The d&b B4: from ugly duckling to sub-bass swan
"Will you listen to the ass on that, was just one comment that made us smile," said John Taylor speaking at this year's Broadway Sound Master classes. "This is clearly an award by the people who use the kit, rather than by those who buy advertising space, so it's an award we really value," he added as he accepted the Award for Best Loudspeaker on behalf of d&b audiotechnik. "The panel, kept secret from all of us who submit products, is made up of sound designers and sound operators. We might not know who they are, but we do see some of their comments which is great"
The loudspeaker in question is the new B4-SUB, ostensibly a cardioid sub and the new addition to d&b's extensive subwoofer collection, "But this one is very different," said Taylor. "Matthias Christner from the R&D acoustics department refers to it as PSP (as opposed to DSP) which stands for Plywood Signal Processing! DSP is normally needed to create the necessary phase shift over frequency required by the cardioid sub design, which of course needs its own dedicated amp channel. To do that in the passive domain, which is simply through cabinet design, has long been dismissed as improbable. Essentially Matthias has used a band pass cabinet design coupled with unique driver characteristics and some unusual porting to replicate acoustically what would normally be done in the electronic domain using DSP. The Patent is filed and available for view at the US Patent office for the geeks!
"Why is such an apparently odd loudspeaker design desirable? In a word, size. Most cardioid subs are either very large, or need three cabinets close stacked in opposition.
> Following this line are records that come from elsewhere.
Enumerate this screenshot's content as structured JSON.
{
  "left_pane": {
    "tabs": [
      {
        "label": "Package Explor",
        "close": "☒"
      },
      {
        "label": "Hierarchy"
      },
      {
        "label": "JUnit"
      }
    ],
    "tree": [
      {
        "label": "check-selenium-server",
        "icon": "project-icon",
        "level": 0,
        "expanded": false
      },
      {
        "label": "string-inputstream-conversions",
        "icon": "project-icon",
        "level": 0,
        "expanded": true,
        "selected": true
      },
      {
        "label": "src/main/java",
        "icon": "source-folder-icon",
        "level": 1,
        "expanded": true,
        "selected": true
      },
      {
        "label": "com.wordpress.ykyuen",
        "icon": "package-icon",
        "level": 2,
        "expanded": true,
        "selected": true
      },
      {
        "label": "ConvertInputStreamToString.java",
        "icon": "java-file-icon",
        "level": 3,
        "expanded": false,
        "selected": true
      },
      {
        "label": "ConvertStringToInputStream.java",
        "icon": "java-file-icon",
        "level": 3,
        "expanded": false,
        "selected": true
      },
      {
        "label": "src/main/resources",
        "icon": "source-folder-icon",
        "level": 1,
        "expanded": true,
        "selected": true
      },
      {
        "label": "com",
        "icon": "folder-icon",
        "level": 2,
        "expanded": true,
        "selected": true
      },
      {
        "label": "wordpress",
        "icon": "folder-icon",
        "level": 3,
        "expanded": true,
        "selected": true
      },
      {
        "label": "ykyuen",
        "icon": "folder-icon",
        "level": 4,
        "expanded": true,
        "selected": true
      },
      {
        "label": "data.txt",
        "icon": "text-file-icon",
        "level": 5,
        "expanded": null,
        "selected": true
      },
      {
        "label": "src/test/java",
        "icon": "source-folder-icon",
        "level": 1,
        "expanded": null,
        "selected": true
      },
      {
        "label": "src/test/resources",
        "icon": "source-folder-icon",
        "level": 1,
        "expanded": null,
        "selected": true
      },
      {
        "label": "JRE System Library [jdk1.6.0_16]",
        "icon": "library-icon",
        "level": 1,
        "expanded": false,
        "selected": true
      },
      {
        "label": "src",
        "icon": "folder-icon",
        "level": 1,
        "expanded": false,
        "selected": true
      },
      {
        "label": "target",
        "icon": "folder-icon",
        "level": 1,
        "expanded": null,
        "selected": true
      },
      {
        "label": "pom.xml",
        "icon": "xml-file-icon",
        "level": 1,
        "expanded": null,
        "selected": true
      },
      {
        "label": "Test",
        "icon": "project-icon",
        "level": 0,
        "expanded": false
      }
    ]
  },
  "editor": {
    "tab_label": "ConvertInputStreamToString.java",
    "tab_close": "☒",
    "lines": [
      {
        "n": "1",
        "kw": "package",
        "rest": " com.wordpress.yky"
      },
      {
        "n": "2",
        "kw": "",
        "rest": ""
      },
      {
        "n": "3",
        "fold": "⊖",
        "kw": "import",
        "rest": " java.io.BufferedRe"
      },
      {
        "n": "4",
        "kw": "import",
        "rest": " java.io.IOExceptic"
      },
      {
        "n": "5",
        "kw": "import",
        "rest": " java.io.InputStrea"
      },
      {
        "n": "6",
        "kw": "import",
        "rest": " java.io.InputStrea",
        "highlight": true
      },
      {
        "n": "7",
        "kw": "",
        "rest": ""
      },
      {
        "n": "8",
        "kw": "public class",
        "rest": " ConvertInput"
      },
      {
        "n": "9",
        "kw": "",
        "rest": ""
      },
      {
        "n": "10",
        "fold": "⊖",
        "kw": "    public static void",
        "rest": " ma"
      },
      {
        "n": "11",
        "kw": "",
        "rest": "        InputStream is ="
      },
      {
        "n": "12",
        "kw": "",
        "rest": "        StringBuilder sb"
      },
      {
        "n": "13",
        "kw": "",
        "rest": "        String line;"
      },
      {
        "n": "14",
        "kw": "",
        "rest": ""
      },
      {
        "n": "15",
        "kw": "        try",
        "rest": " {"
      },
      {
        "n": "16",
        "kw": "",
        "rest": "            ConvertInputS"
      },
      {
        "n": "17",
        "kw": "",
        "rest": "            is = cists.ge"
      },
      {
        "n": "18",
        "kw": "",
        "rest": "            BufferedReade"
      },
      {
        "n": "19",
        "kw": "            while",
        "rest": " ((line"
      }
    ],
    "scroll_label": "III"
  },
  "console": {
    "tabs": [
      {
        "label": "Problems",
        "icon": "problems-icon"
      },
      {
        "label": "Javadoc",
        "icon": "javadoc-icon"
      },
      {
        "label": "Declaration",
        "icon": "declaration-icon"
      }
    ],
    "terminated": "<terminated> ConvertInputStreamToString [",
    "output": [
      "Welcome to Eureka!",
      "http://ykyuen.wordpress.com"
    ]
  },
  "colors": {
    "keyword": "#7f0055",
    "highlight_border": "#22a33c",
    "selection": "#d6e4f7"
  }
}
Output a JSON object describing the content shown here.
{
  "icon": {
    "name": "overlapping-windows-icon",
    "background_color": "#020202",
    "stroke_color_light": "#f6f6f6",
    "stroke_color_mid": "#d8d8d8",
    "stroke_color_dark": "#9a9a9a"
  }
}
The B4 is not only small and performs in isolation in a cardioid manner, it is also power lean; that is you can drive eight B4s off just two of d&b's D6 or D12 amplifiers, the cardioid amp channel not being needed, which paves the way to small distributed bass arrays, even in a proscenium arch theatre. That's a double benefit, cardioid performance keeping low frequencies off the stage, and arrayed bass providing a far more even coverage across the audience." Listen to the ass indeed.